Thank you for protecting my heart through my leaving the pastorship of SOLAS.
Thank you for Eric Waterbury, Jesse Peterson, Glenda Harr, Justin Wallace, Gary Tangeman, Ryan Masters, Grant Cox, Brandon Farmer, Nicole Farmer, Mark Shetler, Anh Powers, Dan Demuri, Tim Layfield, Jeff Koons, Steve Rodriguez who likely all are unawarely said just the right thing at the right moment when my heart and mind needed it most. This is YOUR doing.
Thank you for Tonya who has been a cheerleader who has been frustrated by frustrating things and also encouraging when it is most needed.
Thank you for the smiles and hugs of my daughters where I find beauty that points my heart and mind to you.
Thank you for statements and notes and "drop bys" from friends just to make sure things are good and okay.
God You are good. You are all together good. Surely goodness is to follow all the days of my life.
Price of stubbornness
There are so many times in scripture where we see God "turn them over to their own stubbornness" or "remove his hand from them" or "allowed them to walk in their own devices." This happens over and over again, and it is striking to realize this characteristic in God the Father. He will as often in Scripture say things like "Oh that my people would listen to me, that Israel would walk in my ways."
This is not the "Old Testament God", as if God goes away to summer camp between testaments to really work on Himself. This is Almighty unchanging God we see here. Jesus does give us an access to God and His grace we could never give to ourselves, but let us realize God's action toward our stubbornness has not changed.
There come times when we choose to disobey God enough times that He will just let us go down that road to experience the pain and the brokenness He would have protected us from if we had only listened and obeyed him in the first place.
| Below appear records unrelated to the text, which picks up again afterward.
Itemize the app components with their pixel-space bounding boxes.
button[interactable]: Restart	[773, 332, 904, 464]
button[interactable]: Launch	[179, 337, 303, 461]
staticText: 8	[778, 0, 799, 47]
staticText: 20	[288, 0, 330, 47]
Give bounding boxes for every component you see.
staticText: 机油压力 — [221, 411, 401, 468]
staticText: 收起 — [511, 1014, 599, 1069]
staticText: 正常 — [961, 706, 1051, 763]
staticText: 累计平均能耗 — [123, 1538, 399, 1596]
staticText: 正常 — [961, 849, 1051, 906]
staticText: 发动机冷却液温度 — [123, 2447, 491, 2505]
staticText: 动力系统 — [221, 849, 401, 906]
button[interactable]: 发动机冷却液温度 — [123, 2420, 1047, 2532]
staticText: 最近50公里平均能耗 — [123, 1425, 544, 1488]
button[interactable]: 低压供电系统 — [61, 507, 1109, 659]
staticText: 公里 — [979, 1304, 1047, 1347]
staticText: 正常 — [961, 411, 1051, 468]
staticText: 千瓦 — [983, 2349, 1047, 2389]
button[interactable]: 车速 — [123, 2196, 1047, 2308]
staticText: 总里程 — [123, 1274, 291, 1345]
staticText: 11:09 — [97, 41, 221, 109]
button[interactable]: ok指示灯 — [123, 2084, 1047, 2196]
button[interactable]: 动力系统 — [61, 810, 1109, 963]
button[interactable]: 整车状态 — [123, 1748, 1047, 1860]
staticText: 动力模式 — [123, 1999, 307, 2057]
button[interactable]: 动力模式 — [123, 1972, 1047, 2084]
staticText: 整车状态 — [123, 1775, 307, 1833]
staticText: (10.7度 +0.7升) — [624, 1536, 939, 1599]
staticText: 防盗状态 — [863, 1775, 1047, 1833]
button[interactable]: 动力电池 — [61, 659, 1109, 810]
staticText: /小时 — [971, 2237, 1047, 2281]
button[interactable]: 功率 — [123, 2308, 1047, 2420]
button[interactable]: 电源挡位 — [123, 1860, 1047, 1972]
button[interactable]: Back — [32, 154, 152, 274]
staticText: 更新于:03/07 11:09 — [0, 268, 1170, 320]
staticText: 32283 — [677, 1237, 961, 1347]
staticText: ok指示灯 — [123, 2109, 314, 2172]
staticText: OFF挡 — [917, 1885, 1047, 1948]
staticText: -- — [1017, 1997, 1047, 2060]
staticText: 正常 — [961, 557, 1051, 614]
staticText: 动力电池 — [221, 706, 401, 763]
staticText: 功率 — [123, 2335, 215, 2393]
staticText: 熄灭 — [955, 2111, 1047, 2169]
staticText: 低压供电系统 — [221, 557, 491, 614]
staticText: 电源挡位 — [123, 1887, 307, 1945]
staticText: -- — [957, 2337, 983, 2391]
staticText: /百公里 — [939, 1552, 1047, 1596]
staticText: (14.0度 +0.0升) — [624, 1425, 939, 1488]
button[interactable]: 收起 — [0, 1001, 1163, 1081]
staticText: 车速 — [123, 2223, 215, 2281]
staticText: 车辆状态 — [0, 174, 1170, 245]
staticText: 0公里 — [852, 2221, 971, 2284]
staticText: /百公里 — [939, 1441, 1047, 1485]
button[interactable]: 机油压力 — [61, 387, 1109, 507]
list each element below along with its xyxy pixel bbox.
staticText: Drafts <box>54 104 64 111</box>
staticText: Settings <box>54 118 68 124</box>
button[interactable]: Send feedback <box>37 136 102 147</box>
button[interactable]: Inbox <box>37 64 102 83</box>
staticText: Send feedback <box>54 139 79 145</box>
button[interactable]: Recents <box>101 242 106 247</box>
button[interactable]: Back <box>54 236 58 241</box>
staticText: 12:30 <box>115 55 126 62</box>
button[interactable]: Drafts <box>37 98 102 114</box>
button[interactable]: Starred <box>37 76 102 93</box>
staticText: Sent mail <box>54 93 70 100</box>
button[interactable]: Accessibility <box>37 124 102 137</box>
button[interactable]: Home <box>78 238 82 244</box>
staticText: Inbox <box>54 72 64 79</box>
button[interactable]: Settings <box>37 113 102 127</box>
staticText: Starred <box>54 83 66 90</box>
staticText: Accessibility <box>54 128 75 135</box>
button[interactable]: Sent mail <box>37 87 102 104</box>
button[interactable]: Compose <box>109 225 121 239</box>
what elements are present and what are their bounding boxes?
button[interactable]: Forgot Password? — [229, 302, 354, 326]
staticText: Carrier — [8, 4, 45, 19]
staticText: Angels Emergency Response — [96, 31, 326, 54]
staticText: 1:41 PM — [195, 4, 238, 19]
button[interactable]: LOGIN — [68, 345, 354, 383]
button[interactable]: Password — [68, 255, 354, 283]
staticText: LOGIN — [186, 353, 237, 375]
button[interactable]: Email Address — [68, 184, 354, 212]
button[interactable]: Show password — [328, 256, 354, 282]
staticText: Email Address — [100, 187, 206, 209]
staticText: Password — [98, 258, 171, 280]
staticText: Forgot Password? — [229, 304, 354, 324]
This is sobering to our hearts that are prone to wander. We must intentionally keep our hearts focused, open, and obeying, or we may very well see God remove his hand from our stubborn hearts.
Prone to wander
Our hearts are truly and terribly wicked. THey need to ALWAYS be focused and disciplined to obey, follow, and love God above all else. But because of the fact that our hearts just really are so so wicked (depraved) there simply is no room for comfortable apathy in this life. Every day my heart is drawn toward its own wickedness, and I have to intentionally focus my heart each and every day on Jesus Christ and the God who demands that I follow Him and obey Him.
My heart is so easily turned away; like terribly easy to be turned away. This depravity and wickedness angers me. I hate that my heart is aligned toward sin and terrible choices, but over and over again I see this in my life.
O God, my heart is so wicked and prone to wander, I am truly prone to leave the God I love and turn from you.
Here is my heart, LORD, take and seal it for thy courts above. Seal and cap my heart for you and your alone. O God, my heart is prone to wander. It is so easily turned from you. Seal my heart. I hate my wickedness. I hate that I am always turning from you if I am not remembering the grace you have given me in Christ. I desire to follow you and lead your people with a fear of you, but heart pulls me.
My heart is depraved and wicked. While I have been redeemed in the blood of Christ on the cross, I still feel prone to wander and leave the path of the God I love. I hate and despise that feeling.
I also realize if I am not intentionally focusing my wandering heart, I will be too easily turned. So seal my heart. Draw me close to you and I will obey you. I will follow you and honor you.
With Psalm 80 I pray, "O God, restore me, and cause your face to shine upon me and I will be saved."
My heat is truly wicked and prone to wander from you. When I do wander, I find brokenness at every turn. So I pray for restoration, and I pray this on a consistent repeat.
Restoration is a return to an original condition before wear and tear and brokenness began to set in.